MW: One was about police brutality, there were allegations of police brutality, and the CoNI report called for investigation and we specifically asked the Police Integrity Commission to look into this. There were cases of excessive use of force and these were investigated and some cases have been already tried. There were recommendations about institutional strengthening, particularly the judiciary and others, but this last two years have been so difficult, it has really not been easy for us to embark on that. Courses of institution building – I think this is what used to be done after the elections with a consensus. There is a fairly comprehensive proposal that government has drawn up on institutional reform and institutional strengthening.
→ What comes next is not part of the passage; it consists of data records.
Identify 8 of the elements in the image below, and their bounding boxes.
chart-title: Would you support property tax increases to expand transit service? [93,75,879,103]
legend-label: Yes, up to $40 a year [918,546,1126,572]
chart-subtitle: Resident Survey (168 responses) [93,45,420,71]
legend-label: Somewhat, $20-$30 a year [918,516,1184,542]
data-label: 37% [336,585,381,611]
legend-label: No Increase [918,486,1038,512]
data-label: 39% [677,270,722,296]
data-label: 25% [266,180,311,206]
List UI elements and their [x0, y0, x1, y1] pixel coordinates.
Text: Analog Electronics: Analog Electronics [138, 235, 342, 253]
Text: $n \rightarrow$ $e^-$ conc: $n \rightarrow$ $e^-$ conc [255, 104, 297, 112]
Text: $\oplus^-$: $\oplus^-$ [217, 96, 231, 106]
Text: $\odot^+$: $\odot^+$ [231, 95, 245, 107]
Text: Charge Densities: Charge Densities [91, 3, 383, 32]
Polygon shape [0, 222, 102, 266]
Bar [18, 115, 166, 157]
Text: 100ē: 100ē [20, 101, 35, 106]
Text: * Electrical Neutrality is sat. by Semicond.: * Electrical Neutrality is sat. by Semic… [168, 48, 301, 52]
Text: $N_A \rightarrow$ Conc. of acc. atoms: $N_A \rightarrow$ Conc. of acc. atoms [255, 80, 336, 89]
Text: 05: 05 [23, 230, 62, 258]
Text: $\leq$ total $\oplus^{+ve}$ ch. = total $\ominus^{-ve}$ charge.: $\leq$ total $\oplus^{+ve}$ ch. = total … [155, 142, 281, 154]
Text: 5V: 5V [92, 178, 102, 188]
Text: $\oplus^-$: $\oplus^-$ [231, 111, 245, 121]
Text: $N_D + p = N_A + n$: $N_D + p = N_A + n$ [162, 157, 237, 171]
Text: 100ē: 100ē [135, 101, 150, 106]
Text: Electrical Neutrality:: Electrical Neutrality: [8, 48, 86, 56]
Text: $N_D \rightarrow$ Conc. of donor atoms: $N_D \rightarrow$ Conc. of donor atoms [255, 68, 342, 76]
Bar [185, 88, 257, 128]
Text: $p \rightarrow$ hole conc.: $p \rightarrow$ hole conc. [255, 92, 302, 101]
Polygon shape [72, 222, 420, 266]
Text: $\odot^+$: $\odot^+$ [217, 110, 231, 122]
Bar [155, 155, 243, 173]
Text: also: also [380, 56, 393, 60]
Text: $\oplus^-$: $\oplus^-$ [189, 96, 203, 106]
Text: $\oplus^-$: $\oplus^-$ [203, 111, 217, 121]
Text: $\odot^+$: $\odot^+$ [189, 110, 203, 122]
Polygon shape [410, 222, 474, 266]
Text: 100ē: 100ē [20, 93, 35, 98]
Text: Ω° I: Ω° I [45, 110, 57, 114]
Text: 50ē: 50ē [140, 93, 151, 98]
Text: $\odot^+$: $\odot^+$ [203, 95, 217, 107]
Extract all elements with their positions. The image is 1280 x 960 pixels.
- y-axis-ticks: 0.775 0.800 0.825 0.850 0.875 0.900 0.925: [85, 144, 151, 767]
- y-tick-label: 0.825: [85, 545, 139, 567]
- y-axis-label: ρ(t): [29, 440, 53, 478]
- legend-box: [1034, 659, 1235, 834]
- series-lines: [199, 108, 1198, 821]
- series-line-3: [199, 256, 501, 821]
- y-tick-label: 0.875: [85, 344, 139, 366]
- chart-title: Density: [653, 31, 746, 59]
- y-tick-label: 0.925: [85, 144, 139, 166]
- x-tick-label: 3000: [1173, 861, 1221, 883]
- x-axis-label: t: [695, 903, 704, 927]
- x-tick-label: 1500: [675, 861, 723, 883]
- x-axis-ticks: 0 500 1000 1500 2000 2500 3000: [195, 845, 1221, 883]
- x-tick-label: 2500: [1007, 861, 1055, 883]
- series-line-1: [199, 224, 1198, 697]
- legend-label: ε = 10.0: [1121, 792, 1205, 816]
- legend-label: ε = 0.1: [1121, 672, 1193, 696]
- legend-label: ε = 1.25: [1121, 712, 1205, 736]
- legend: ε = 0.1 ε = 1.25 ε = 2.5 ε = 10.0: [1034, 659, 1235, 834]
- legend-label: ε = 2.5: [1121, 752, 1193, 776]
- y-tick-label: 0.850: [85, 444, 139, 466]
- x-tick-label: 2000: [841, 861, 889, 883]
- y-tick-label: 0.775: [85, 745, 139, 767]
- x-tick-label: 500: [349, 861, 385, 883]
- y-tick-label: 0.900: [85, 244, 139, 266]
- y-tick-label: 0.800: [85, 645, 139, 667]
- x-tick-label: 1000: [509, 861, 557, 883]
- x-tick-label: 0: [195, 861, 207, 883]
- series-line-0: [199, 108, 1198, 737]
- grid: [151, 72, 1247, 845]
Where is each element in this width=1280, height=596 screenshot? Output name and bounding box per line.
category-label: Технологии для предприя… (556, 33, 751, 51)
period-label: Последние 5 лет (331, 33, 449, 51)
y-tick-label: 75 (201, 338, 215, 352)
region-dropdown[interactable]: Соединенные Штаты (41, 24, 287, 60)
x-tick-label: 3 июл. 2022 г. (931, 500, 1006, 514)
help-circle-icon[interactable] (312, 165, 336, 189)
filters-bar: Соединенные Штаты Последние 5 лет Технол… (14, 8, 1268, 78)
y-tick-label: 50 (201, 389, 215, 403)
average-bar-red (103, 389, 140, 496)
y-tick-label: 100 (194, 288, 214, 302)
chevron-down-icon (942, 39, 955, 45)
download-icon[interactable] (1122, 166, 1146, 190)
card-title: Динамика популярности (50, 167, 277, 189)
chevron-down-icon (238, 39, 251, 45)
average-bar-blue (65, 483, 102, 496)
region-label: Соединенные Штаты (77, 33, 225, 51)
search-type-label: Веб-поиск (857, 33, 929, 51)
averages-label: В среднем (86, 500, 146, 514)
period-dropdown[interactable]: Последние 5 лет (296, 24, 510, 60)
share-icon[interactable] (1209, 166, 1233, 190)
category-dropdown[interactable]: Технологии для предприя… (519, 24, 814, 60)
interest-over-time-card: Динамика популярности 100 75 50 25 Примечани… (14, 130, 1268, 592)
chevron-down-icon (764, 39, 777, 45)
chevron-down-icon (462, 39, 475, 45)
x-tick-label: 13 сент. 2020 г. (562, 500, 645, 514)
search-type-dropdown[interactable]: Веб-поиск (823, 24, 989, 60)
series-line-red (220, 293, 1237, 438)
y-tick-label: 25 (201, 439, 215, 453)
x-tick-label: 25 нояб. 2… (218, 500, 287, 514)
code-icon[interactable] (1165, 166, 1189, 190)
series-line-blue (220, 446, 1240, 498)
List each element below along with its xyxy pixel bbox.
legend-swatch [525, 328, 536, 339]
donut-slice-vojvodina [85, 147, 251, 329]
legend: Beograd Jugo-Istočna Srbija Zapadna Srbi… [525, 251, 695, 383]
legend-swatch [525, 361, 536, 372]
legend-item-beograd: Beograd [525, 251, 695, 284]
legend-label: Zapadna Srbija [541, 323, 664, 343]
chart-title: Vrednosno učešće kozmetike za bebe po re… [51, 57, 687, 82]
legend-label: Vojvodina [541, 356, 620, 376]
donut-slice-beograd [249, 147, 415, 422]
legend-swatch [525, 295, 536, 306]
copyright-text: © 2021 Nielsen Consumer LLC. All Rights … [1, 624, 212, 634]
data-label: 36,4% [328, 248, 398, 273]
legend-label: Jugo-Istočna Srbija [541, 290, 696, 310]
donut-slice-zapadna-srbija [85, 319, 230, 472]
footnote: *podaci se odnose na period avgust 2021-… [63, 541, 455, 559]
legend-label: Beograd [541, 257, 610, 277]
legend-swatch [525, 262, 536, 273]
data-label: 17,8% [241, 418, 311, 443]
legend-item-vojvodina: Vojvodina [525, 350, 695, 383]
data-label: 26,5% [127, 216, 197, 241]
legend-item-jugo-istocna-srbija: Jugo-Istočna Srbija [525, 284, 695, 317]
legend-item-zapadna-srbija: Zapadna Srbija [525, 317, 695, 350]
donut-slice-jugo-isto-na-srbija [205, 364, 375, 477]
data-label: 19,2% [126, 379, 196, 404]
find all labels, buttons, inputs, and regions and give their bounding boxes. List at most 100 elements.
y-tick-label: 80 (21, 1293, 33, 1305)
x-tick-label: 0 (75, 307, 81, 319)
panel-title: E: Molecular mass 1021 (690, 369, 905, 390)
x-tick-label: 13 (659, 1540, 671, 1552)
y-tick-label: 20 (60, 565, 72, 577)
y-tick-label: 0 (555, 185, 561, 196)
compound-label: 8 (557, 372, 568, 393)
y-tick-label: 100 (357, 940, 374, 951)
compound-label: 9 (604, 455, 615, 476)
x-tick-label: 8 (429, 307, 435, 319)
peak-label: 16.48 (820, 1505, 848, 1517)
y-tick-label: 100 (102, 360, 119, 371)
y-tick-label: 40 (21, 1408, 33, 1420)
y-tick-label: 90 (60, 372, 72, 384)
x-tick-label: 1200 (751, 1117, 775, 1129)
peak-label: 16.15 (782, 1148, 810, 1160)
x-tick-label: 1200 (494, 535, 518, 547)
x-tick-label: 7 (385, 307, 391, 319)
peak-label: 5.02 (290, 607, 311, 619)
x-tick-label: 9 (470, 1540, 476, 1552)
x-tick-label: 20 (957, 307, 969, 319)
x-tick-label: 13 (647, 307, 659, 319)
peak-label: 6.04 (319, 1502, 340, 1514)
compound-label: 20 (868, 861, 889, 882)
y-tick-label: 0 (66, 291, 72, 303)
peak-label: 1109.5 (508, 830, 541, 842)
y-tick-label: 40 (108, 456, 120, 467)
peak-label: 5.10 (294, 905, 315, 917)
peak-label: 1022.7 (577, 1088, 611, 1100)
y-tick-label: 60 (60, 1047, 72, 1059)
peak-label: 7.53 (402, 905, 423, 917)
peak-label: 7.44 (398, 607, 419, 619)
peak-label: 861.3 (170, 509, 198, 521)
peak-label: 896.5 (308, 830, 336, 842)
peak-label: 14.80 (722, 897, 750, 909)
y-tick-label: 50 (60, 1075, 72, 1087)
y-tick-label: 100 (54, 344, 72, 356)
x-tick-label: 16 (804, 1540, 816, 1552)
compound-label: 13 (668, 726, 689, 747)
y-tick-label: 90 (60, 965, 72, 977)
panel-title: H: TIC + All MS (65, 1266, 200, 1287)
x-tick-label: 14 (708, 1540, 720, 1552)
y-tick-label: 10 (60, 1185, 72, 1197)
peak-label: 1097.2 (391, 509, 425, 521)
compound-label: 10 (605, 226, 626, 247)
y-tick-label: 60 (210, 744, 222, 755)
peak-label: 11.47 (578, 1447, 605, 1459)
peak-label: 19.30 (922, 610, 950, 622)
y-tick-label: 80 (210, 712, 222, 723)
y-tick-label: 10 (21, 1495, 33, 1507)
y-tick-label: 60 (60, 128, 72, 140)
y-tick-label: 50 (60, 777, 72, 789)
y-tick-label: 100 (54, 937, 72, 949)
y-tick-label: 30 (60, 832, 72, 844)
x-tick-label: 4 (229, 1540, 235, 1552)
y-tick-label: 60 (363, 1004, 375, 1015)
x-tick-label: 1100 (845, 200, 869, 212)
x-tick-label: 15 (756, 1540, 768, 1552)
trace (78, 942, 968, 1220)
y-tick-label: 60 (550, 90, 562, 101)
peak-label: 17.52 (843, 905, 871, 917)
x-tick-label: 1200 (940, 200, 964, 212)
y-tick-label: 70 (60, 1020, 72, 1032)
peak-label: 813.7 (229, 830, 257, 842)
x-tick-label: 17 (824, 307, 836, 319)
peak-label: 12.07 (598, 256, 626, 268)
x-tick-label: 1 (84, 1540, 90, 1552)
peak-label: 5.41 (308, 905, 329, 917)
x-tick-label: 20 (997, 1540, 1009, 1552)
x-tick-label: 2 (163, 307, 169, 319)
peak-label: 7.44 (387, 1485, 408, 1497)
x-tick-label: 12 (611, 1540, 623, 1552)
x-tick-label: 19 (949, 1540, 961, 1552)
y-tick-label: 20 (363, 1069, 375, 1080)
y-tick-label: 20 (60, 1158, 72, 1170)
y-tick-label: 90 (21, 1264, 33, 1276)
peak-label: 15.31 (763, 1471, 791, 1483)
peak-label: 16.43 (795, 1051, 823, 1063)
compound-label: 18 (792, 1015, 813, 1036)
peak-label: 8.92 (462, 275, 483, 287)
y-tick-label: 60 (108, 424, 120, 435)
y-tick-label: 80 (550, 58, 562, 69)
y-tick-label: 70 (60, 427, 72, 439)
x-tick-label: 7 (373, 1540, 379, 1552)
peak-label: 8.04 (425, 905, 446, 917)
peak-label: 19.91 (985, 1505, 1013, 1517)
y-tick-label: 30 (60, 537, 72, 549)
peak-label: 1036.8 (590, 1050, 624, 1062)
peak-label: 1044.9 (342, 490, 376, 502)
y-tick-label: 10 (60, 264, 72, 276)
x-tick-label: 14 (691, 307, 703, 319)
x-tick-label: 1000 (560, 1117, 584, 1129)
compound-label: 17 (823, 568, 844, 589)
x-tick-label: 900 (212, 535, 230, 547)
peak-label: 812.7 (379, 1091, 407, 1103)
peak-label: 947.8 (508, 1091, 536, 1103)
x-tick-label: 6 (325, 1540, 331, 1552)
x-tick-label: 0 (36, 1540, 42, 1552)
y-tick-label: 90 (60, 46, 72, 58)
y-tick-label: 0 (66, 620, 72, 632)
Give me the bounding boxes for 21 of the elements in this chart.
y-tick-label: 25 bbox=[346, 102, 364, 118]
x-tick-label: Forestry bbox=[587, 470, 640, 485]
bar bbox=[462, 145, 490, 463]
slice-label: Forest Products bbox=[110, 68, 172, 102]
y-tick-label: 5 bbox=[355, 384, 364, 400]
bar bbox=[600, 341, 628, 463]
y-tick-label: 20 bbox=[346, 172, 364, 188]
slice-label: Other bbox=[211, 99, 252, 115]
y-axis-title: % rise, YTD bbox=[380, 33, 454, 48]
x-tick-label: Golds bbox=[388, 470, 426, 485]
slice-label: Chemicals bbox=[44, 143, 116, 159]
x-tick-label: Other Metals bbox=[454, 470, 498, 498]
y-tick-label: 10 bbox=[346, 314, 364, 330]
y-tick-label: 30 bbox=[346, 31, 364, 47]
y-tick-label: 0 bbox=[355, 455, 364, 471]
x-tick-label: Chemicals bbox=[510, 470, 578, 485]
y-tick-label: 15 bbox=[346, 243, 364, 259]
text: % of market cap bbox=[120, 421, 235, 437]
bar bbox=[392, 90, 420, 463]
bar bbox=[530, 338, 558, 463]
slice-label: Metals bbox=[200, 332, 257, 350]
I wanted to have a national conference on this but we couldn’t get all the political parties to buy into it. It’s really important that political parties be part of that process so that we all work together for the common objective of strengthening the judiciary and others. That also goes for parliament – parliament is also not functioning ideally, and anybody who’s seen me delivering my presidential address would know.
DB: You have spoken about the mistreatment of your family members under former President Maumoon Abdul Gayoom – you mentioned your mother being dragged through the streets and spat upon – something you said you would never forget. But then you invited Gayoom and many members of his family back into the government. How can you explain that? Do you think it’s possible to rule the country without Gayoom’s consent?
MW: Yes, it’s possible to run the government without Gayoom’s consent – absolutely. Me and my family have these issues – but those are family and personal issues. As president of this country, I have to rise above my personal feeling. I know some of my family is not happy with it but as president you are looking at the complete record of a person. When Gayoom came to be be president, we didn’t have education in all the islands, we had only very young tourism industry, we didn’t have regional hospitals, we didn’t have so many educated people in this country. So, the man did something for this country, but he was also very brutal. He continues to have a following – why do you think [Abdulla] Yameen has been getting traction in his political career – not because Yameen is so popular, it’s because of Gayoom and in 2008 election also, if you remember, he actually got more votes in the second round than the first one. So, the man is important in local politics but that doesn’t mean that any government that comes to power has to have his consent or has to listen to him. This is not there anymore. The man served his country, his service has been recognised, it’s time for him to retire.
DB: Without judicial reform, do you think you could govern easily with Gayoom’s apparent control of the courts?
MW: Gayoom is not the only one in this country. We will continue to support the judiciary to function effectively. I think we are emphasising Gayoom’s role in this too much – I don’t think he has that kind of control over the judiciary.